A: I don’t think it is possible to cure AD once the disease is clinically evident. These are studies of people with early AD, late mild cognitive impairment, and mild dementia. At that stage, there’s already a loss of synapses that won’t come back, and these studies don’t suggest that aducanumab can cure that. But what if people took it earlier, when the brain is still functioning normally? Some of us have argued for many years that earlier intervention is the way to go. And since we can now identify people [with brain plaques] before they become symptomatic, there is the possibility that if we removed them, we could stop progression.
Q: Are there any plans to study aducanumab as a preventive agent?
A: A grant has been awarded for this, but it was put on hold after the futility analysis. I don’t know when or if that will go forward.

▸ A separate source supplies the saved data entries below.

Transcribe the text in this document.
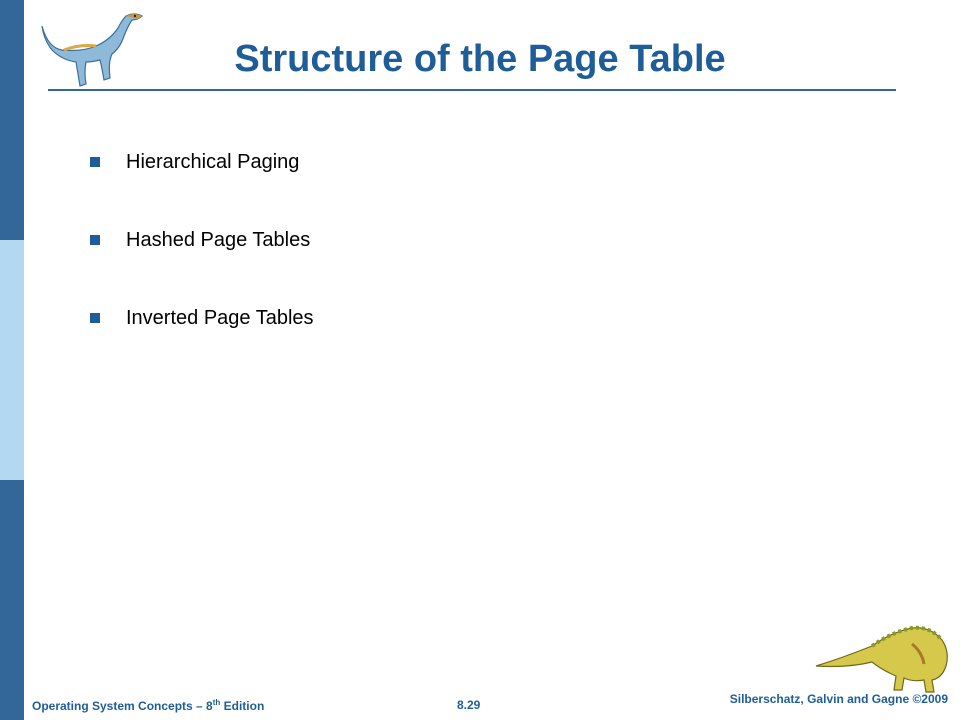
Structure of the Page Table
Hierarchical Paging
Hashed Page Tables
Inverted Page Tables
Operating System Concepts – 8th Edition	8.29	Silberschatz, Galvin and Gagne ©2009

(Editor’s note: The National Institutes of Health previously awarded Banner Health a $32 million, 5-year grant to examine this. The 2-year prevention study of aducanumab is aimed at cognitively unimpaired 65- to 80-year-old patients with PET-confirmed amyloid brain plaques. It was to be a multicenter, double-blind, placebo-controlled trial using Alzheimer’s biomarker endpoints as primary outcomes, along with cognitive and clinical changes, safety, and tolerability. The study was put on hold after Biogen discontinued the aducanumab development program in March. Investigators are considering whether to resurrect plans considering the new data. The study is intended to be a public-private partnership, with additional unspecified funding from Biogen plus $10 million from philanthropic sources. It has three intended goals: To find an approved prevention therapy as early as 2023, ahead of the National Plan to Address Alzheimer’s Disease’s goal of an effective prevention strategy by 2025; to advance the use of surrogate biomarkers to rapidly test and support accelerated approval of prevention therapies in almost everyone at biomarker or genetic risk, even in earlier preclinical Alzheimer’s stages when some treatments may have their greatest benefit; and to help make it possible to conduct prevention trials in at-risk persons even before they have extensive amyloid plaques, when some treatments may have their greatest benefit.)

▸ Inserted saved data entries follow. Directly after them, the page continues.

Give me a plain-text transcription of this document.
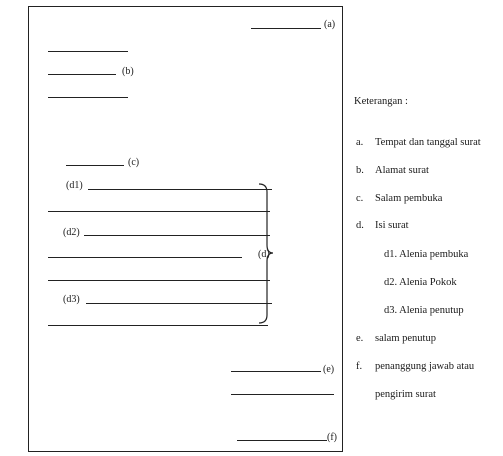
(a)
(b)
(c)
(d1)
(d2)
(d)
(d3)
(e)
(f)
Keterangan :
a. Tempat dan tanggal surat
b. Alamat surat
c. Salam pembuka
d. Isi surat
d1. Alenia pembuka
d2. Alenia Pokok
d3. Alenia penutup
e. salam penutup
f. penanggung jawab atau
pengirim surat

Q: It seems like rolling this out to an enormous population of patients is going to be difficult, if not impossible. Are people really going to be able to commit to what could be a lifetime of monthly intravenous infusions of a medicine that could be expensive, as therapeutic antibodies generally are?

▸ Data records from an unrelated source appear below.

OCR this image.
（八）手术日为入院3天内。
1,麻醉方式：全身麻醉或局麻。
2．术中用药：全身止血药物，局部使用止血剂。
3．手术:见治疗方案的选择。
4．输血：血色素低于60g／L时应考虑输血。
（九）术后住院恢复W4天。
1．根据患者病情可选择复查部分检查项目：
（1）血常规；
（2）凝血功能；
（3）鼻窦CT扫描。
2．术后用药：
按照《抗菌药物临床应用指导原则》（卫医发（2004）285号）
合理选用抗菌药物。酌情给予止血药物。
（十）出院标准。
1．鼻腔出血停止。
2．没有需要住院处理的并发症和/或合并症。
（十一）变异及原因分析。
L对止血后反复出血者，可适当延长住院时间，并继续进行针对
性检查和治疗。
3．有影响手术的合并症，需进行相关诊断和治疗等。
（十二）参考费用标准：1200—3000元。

A: I would say, nothing about this disease is easy. It’s devastating and horrible. And if someone is diagnosed at this stage, I would think that individual would embrace any opportunity to treat it. My hope is that we will be able to prescreen people with an effective blood test for amyloid that would be part of a regular testing protocol once they reach a certain age. Those with positive results would be referred for more testing, including amyloid brain imaging.